For a study, researchers sought to assess the safety of programmed death 1 inhibitors in individuals with autoimmune disease.
Adults with solid tumor malignancies who received ≥1 dose of pembrolizumab or nivolumab at Emory Healthcare between September 4, 2014, and December 31, 2019, were the subjects of a medical records review research. The nonautoimmune patients were randomized, and the first 156 individuals were included in a 2:1 ratio to autoimmune patients, whereas all autoimmune patients (n = 77) were included. The main goal was to compare the frequency of immune-related adverse events (irAEs) in individuals with and without pre-existing autoimmune diseases. The secondary goals were to characterize irAE, irAE therapy, and survival analyses.

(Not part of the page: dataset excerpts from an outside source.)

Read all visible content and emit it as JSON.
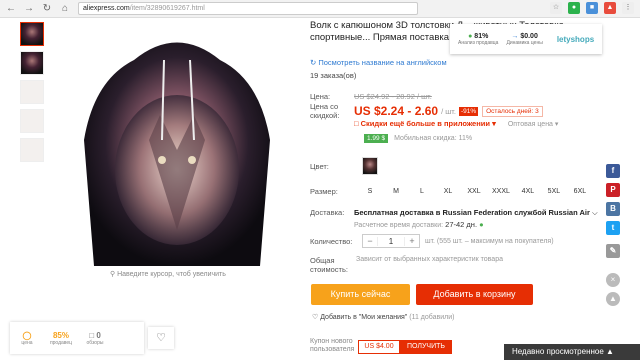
{
  "browser": {
    "url_host": "aliexpress.com",
    "url_path": "/item/32890619267.html"
  },
  "title": "Волк с капюшоном 3D толстовки Д... животных Толстовка, спортивные... Прямая поставка ZOOTOPBEAR",
  "translate_link": "Посмотреть название на английском",
  "orders": "19 заказа(ов)",
  "price": {
    "label_price": "Цена:",
    "old": "US $24.92 - 28.92 / шт.",
    "label_discount": "Цена со скидкой:",
    "current": "US $2.24 - 2.60",
    "unit": "/ шт.",
    "discount": "-91%",
    "days_left": "Осталось дней: 3",
    "app_discount": "Скидки ещё больше в приложении",
    "wholesale": "Оптовая цена",
    "mobile_badge": "1.99 $",
    "mobile_text": "Мобильная скидка: 11%"
  },
  "color_label": "Цвет:",
  "size_label": "Размер:",
  "sizes": [
    "S",
    "M",
    "L",
    "XL",
    "XXL",
    "XXXL",
    "4XL",
    "5XL",
    "6XL"
  ],
  "shipping": {
    "label": "Доставка:",
    "main": "Бесплатная доставка в Russian Federation службой Russian Air",
    "sub": "Расчетное время доставки:",
    "days": "27-42 дн."
  },
  "quantity": {
    "label": "Количество:",
    "value": "1",
    "note": "шт. (555 шт. – максимум на покупателя)"
  },
  "total": {
    "label": "Общая стоимость:",
    "note": "Зависит от выбранных характеристик товара"
  },
  "buttons": {
    "buy_now": "Купить сейчас",
    "add_cart": "Добавить в корзину"
  },
  "wishlist": {
    "text": "Добавить в \"Мои желания\"",
    "count": "(11 добавили)"
  },
  "coupon": {
    "label": "Купон нового пользователя",
    "value": "US $4.00",
    "button": "ПОЛУЧИТЬ"
  },
  "zoom_hint": "Наведите курсор, чтоб увеличить",
  "lety": {
    "percent": "81%",
    "percent_sub": "Анализ продавца",
    "cashback": "$0.00",
    "cashback_sub": "Динамика цены",
    "brand": "letyshops"
  },
  "mini_widget": {
    "icon_label": "цена",
    "rating": "85%",
    "rating_sub": "продавец",
    "reviews": "0",
    "reviews_sub": "обзоры"
  },
  "recently_viewed": "Недавно просмотренное",
  "colors": {
    "accent": "#e62e04",
    "buy": "#f7a21b",
    "link": "#2e7ad1"
  }
}
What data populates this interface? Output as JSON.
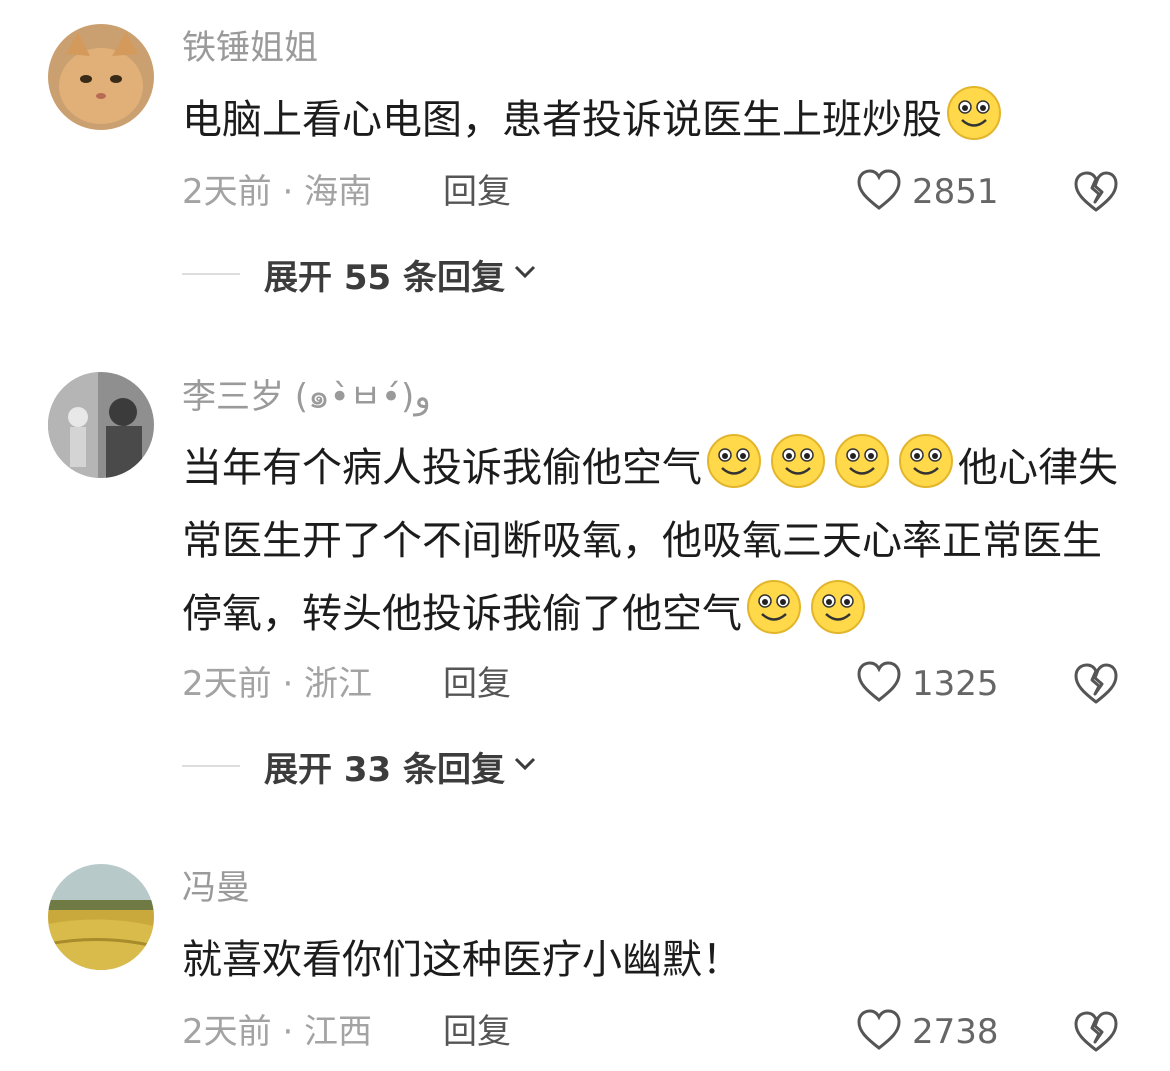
{
  "comments": [
    {
      "username": "铁锤姐姐",
      "text": "电脑上看心电图，患者投诉说医生上班炒股",
      "meta": "2天前 · 海南",
      "reply_label": "回复",
      "likes": "2851",
      "expand_label": "展开 55 条回复",
      "avatar_icon": "cat-avatar-icon"
    },
    {
      "username": "李三岁 (๑•̀ㅂ•́)و",
      "text_part1": "当年有个病人投诉我偷他空气",
      "text_part2": "他心律失常医生开了个不间断吸氧，他吸氧三天心率正常医生停氧，转头他投诉我偷了他空气",
      "meta": "2天前 · 浙江",
      "reply_label": "回复",
      "likes": "1325",
      "expand_label": "展开 33 条回复",
      "avatar_icon": "photo-avatar-icon"
    },
    {
      "username": "冯曼",
      "text": "就喜欢看你们这种医疗小幽默！",
      "meta": "2天前 · 江西",
      "reply_label": "回复",
      "likes": "2738",
      "avatar_icon": "field-avatar-icon"
    }
  ],
  "colors": {
    "emoji_face": "#FFD94A",
    "username": "#9a9a9a",
    "text": "#1c1c1c"
  }
}
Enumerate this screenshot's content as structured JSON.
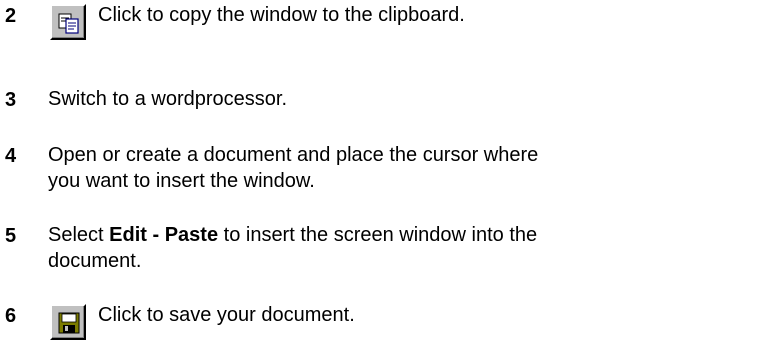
{
  "steps": [
    {
      "number": "2",
      "icon": "copy-icon",
      "text": "Click to copy the window to the clipboard."
    },
    {
      "number": "3",
      "text": "Switch to a wordprocessor."
    },
    {
      "number": "4",
      "line1": "Open or create a document and place the cursor where",
      "line2": "you want to insert the window."
    },
    {
      "number": "5",
      "prefix": "Select ",
      "bold": "Edit - Paste",
      "suffix": " to insert the screen window into the",
      "line2": "document."
    },
    {
      "number": "6",
      "icon": "save-icon",
      "text": "Click to save your document."
    }
  ]
}
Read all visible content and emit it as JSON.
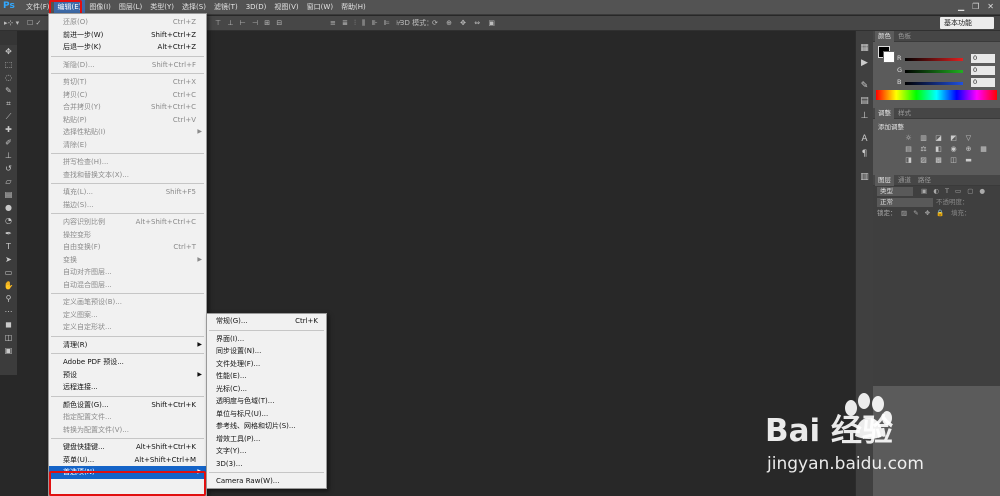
{
  "menubar": {
    "logo": "Ps",
    "items": [
      "文件(F)",
      "编辑(E)",
      "图像(I)",
      "图层(L)",
      "类型(Y)",
      "选择(S)",
      "滤镜(T)",
      "3D(D)",
      "视图(V)",
      "窗口(W)",
      "帮助(H)"
    ],
    "active_index": 1
  },
  "options_bar": {
    "mode_3d_label": "3D 模式：",
    "workspace": "基本功能"
  },
  "edit_menu": [
    {
      "label": "还原(O)",
      "shortcut": "Ctrl+Z",
      "disabled": true
    },
    {
      "label": "前进一步(W)",
      "shortcut": "Shift+Ctrl+Z",
      "disabled": false
    },
    {
      "label": "后退一步(K)",
      "shortcut": "Alt+Ctrl+Z",
      "disabled": false
    },
    {
      "sep": true
    },
    {
      "label": "渐隐(D)...",
      "shortcut": "Shift+Ctrl+F",
      "disabled": true
    },
    {
      "sep": true
    },
    {
      "label": "剪切(T)",
      "shortcut": "Ctrl+X",
      "disabled": true
    },
    {
      "label": "拷贝(C)",
      "shortcut": "Ctrl+C",
      "disabled": true
    },
    {
      "label": "合并拷贝(Y)",
      "shortcut": "Shift+Ctrl+C",
      "disabled": true
    },
    {
      "label": "粘贴(P)",
      "shortcut": "Ctrl+V",
      "disabled": true
    },
    {
      "label": "选择性粘贴(I)",
      "shortcut": "",
      "disabled": true,
      "submenu": true
    },
    {
      "label": "清除(E)",
      "shortcut": "",
      "disabled": true
    },
    {
      "sep": true
    },
    {
      "label": "拼写检查(H)...",
      "shortcut": "",
      "disabled": true
    },
    {
      "label": "查找和替换文本(X)...",
      "shortcut": "",
      "disabled": true
    },
    {
      "sep": true
    },
    {
      "label": "填充(L)...",
      "shortcut": "Shift+F5",
      "disabled": true
    },
    {
      "label": "描边(S)...",
      "shortcut": "",
      "disabled": true
    },
    {
      "sep": true
    },
    {
      "label": "内容识别比例",
      "shortcut": "Alt+Shift+Ctrl+C",
      "disabled": true
    },
    {
      "label": "操控变形",
      "shortcut": "",
      "disabled": true
    },
    {
      "label": "自由变换(F)",
      "shortcut": "Ctrl+T",
      "disabled": true
    },
    {
      "label": "变换",
      "shortcut": "",
      "disabled": true,
      "submenu": true
    },
    {
      "label": "自动对齐图层...",
      "shortcut": "",
      "disabled": true
    },
    {
      "label": "自动混合图层...",
      "shortcut": "",
      "disabled": true
    },
    {
      "sep": true
    },
    {
      "label": "定义画笔预设(B)...",
      "shortcut": "",
      "disabled": true
    },
    {
      "label": "定义图案...",
      "shortcut": "",
      "disabled": true
    },
    {
      "label": "定义自定形状...",
      "shortcut": "",
      "disabled": true
    },
    {
      "sep": true
    },
    {
      "label": "清理(R)",
      "shortcut": "",
      "disabled": false,
      "submenu": true
    },
    {
      "sep": true
    },
    {
      "label": "Adobe PDF 预设...",
      "shortcut": "",
      "disabled": false
    },
    {
      "label": "预设",
      "shortcut": "",
      "disabled": false,
      "submenu": true
    },
    {
      "label": "远程连接...",
      "shortcut": "",
      "disabled": false
    },
    {
      "sep": true
    },
    {
      "label": "颜色设置(G)...",
      "shortcut": "Shift+Ctrl+K",
      "disabled": false
    },
    {
      "label": "指定配置文件...",
      "shortcut": "",
      "disabled": true
    },
    {
      "label": "转换为配置文件(V)...",
      "shortcut": "",
      "disabled": true
    },
    {
      "sep": true
    },
    {
      "label": "键盘快捷键...",
      "shortcut": "Alt+Shift+Ctrl+K",
      "disabled": false
    },
    {
      "label": "菜单(U)...",
      "shortcut": "Alt+Shift+Ctrl+M",
      "disabled": false
    },
    {
      "label": "首选项(N)",
      "shortcut": "",
      "disabled": false,
      "submenu": true,
      "highlight": true
    }
  ],
  "pref_menu": [
    {
      "label": "常规(G)...",
      "shortcut": "Ctrl+K"
    },
    {
      "sep": true
    },
    {
      "label": "界面(I)...",
      "shortcut": ""
    },
    {
      "label": "同步设置(N)...",
      "shortcut": ""
    },
    {
      "label": "文件处理(F)...",
      "shortcut": ""
    },
    {
      "label": "性能(E)...",
      "shortcut": ""
    },
    {
      "label": "光标(C)...",
      "shortcut": ""
    },
    {
      "label": "透明度与色域(T)...",
      "shortcut": ""
    },
    {
      "label": "单位与标尺(U)...",
      "shortcut": ""
    },
    {
      "label": "参考线、网格和切片(S)...",
      "shortcut": ""
    },
    {
      "label": "增效工具(P)...",
      "shortcut": ""
    },
    {
      "label": "文字(Y)...",
      "shortcut": ""
    },
    {
      "label": "3D(3)...",
      "shortcut": ""
    },
    {
      "sep": true
    },
    {
      "label": "Camera Raw(W)...",
      "shortcut": ""
    }
  ],
  "color_panel": {
    "tabs": [
      "颜色",
      "色板"
    ],
    "channels": [
      {
        "label": "R",
        "value": "0",
        "color": "#e02020"
      },
      {
        "label": "G",
        "value": "0",
        "color": "#20b020"
      },
      {
        "label": "B",
        "value": "0",
        "color": "#2050e0"
      }
    ]
  },
  "adjust_panel": {
    "tabs": [
      "调整",
      "样式"
    ],
    "title": "添加调整"
  },
  "layers_panel": {
    "tabs": [
      "图层",
      "通道",
      "路径"
    ],
    "kind": "类型",
    "blend": "正常",
    "opacity_label": "不透明度：",
    "lock_label": "锁定：",
    "fill_label": "填充："
  },
  "watermark": {
    "brand": "Bai  经验",
    "url": "jingyan.baidu.com"
  },
  "colors": {
    "highlight": "#1464c8",
    "annotation": "#e01010"
  }
}
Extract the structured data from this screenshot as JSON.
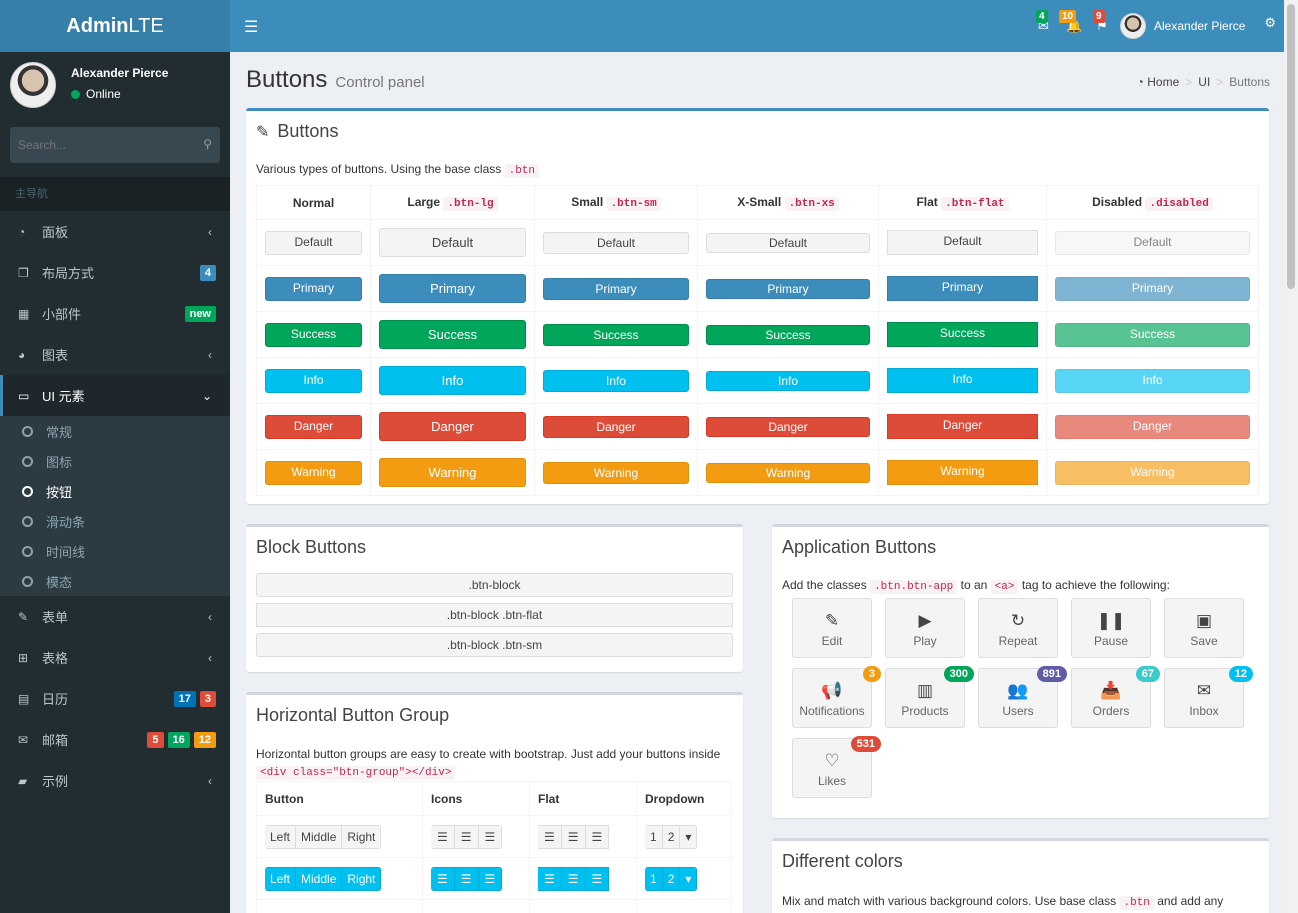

Before beginning immunotherapy, all autoimmune patients had preexisting autoimmune diseases under control. In the autoimmune group, the rate of irAE was 42.9%, compared to 32.7% in the nonautoimmune group (odds ratio: 0.65; 95% CI: 0.37-1.14; P=0.130). 23.81% of irAEs in patients with rheumatologic autoimmune diseases were thought to represent a flare-up of their preexisting autoimmune condition. Fewer patients in the autoimmune group got systemic corticosteroids (54.55% vs. 67.35%, P=0.241) for the treatment of irAE and suffered a grade ≥3 irAE (21.21% vs. 37.25%, P=0.379).
According to the findings, it was safe to deliver pembrolizumab and nivolumab to patients with well-controlled autoimmune disorders without significantly raising their risk of developing irAE compared to those without autoimmune diseases. It was necessary to include people who already have autoimmune disorders in prospective clinical studies.